The Farm (Ramos)

The Farm:  A Novel
Joanne Ramos, 2019
Random House
336 pp.
ISBN-13:
9781984853752 


Summary
Nestled in New York’s Hudson Valley is a luxury retreat boasting every amenity: organic meals, personal fitness trainers, daily massages—and all of it for free.

In fact, you’re paid big money to stay here—more than you’ve ever dreamed of. The catch?

For nine months, you cannot leave the grounds, your movements are monitored, and you are cut off from your former life while you dedicate yourself to the task of producing the perfect baby.

For someone else.

Jane, an immigrant from the Philippines, is in desperate search of a better future when she commits to being a "Host" at Golden Oaks—or the Farm, as residents call it. But now pregnant, fragile, consumed with worry for her family, Jane is determined to reconnect with her life outside.

Yet she cannot leave the Farm or she will lose the life-changing fee she’ll receive on the delivery of her child.

Gripping, provocative, heartbreaking, The Farm pushes to the extremes our thinking on motherhood, money, and merit and raises crucial questions about the trade-offs women will make to fortify their futures and the futures of those they love. (From the publisher.)



Author Bio
Birth—ca. 1973
Where—Philippines
Raised—State of Wisconsin, USA
Education—B.A., Princeton University
Currently—lives in New York City, New York


Joanne Ramos was born in the Philippines and moved to Wisconsin when she was six. She graduated with a BA from Princeton University.

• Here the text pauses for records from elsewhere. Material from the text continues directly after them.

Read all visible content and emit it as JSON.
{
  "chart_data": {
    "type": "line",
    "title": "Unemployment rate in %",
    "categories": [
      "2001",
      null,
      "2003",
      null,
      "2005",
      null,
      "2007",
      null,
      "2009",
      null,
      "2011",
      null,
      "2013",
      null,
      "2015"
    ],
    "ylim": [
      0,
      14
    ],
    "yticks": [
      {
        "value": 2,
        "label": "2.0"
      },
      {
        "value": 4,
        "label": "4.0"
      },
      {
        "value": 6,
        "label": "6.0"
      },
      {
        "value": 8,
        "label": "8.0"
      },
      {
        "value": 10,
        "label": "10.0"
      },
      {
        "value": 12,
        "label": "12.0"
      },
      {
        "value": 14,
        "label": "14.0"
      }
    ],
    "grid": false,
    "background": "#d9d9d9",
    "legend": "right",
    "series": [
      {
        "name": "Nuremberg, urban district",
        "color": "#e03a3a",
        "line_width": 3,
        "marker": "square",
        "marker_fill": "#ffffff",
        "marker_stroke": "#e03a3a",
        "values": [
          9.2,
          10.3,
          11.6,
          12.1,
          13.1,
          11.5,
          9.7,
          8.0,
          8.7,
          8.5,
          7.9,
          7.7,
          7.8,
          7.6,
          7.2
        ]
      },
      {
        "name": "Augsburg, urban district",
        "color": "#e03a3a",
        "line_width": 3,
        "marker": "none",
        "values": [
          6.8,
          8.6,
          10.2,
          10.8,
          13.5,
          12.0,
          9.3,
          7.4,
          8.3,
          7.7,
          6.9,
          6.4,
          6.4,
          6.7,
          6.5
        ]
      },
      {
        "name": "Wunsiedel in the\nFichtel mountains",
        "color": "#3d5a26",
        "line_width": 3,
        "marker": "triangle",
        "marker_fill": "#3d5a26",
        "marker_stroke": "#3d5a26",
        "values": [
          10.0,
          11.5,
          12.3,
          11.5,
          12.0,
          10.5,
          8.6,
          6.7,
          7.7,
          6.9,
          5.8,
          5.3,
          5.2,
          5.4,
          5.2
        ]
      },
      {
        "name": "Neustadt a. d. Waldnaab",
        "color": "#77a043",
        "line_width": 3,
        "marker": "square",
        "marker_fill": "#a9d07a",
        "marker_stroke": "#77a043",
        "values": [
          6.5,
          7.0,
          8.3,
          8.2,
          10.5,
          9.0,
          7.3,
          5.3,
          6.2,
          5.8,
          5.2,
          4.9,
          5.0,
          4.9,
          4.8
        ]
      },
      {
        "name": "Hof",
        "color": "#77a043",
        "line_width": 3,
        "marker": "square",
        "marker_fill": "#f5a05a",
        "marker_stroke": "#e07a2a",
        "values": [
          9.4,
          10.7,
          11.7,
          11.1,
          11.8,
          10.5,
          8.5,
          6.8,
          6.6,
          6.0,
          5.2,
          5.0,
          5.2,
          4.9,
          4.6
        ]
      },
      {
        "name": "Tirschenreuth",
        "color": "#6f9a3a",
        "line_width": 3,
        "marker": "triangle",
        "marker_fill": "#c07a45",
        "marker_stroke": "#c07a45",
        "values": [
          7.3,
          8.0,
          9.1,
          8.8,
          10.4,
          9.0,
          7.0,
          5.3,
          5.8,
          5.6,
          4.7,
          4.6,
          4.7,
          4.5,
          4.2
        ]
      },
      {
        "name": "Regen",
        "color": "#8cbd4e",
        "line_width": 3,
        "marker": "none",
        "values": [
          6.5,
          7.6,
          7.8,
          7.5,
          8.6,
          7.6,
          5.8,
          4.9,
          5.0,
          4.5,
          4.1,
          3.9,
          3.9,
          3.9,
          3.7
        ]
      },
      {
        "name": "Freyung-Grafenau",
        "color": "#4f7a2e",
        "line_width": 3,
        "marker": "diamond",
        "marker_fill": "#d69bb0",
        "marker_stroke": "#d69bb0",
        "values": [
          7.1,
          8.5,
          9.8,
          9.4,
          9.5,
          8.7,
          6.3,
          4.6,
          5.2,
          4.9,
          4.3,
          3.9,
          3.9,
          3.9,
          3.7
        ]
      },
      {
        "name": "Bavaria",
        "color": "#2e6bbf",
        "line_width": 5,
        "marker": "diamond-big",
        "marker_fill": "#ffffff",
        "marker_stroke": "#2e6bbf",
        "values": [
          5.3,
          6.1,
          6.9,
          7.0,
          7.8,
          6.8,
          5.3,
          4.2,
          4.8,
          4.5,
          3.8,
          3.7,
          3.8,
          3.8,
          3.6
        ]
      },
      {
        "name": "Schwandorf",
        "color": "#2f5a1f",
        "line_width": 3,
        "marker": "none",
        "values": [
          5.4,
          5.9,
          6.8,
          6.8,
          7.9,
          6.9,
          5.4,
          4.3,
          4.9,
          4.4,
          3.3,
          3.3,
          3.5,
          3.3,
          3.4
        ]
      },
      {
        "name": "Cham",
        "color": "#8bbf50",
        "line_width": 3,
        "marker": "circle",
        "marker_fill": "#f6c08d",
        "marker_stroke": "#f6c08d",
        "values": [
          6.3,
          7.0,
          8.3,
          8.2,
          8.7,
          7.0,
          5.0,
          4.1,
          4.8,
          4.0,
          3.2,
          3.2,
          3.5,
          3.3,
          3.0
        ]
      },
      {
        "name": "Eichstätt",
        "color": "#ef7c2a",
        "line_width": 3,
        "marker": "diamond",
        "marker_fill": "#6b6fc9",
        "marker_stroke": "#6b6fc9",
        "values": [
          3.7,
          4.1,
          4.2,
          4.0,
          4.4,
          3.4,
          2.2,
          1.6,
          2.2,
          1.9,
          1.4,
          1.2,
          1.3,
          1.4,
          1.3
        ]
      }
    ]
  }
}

After working in investment banking and private-equity investing for several years, she wrote for The Economist as a staff writer. She lives in New York City with her husband and three children. The Farm is her first novel. (From the publisher.)



Book Reviews
The Farm may be an "issue" book, but it wears the mantle lightly. It’s a breezy novel full of types (the Shark, the Dreamer, the Rebel, the Saint), and veers, not always successfully, from earnestness into satire. That shift in voice can obscure the novel’s intent—though to be fair, ambiguity may be the point.
Jen McDonald - New York Times Book Review


In lesser hands, Mae would read like a cartoon villain. But Ramos writes her with enough depth that the career woman reads as much a product of her environment as Jane.… [T]he book is so eager to make its point. Because what’s so striking about… isn’t that it imagines a frightening dystopia. This isn’t a hundred years in the future, it’s next week. This is reality, nudged just a touch to its logical extreme. Its very plausibility is a warning shot.
USA Today


[The Farm] hits home hard—a thrilling read about the myth of meritocracy, the way some people get ahead in life before they’re even born.
New York Magazine


[Joanne] Ramos’s debut novel couldn’t be more relevant or timely.
Oprah Magazine


This compelling first novel has echoes of The Handmaid’s Tale.… It’s one that’ll really make you think.
Good Housekeeping


A sharp takedown of the idea of American meritocracy.
Refinery29


The Farm is a smart, thoughtful novel about women, choices, and the immigrant experience that asks the question: How far would you go for the American dream?
PopSugar
 

Ramos’s transfixing debut scrutinizes the world of high-end surrogacy with stinging critiques and sets up heartrending dilemmas.… A surefire hit with book groups, this striking novel will also appeal strongly to readers who like dystopian touches and ethically complicated narratives.
Publishers Weekly


Traveling from the glitz of Manhattan to multiethnic, immigrant Queens and the isolation of the rural Hudson Valley, this is an exciting read about the politics of motherhood and female autonomy.
Library Journal


(Starred review) Compelling storytelling…. Ramos’s debut is so engaging that the reader might not understand the depths she probes until the book is done.…Each character’s complexity will give book groups plenty to discuss.
Booklist


(Starred review) At a luxurious secret facility in the Hudson Valley of New York, women who need money bear children for wealthy would-be mothers with no time for pregnancy.… Excellent, both as a reproductive dystopian narrative and as a social novel about women and class.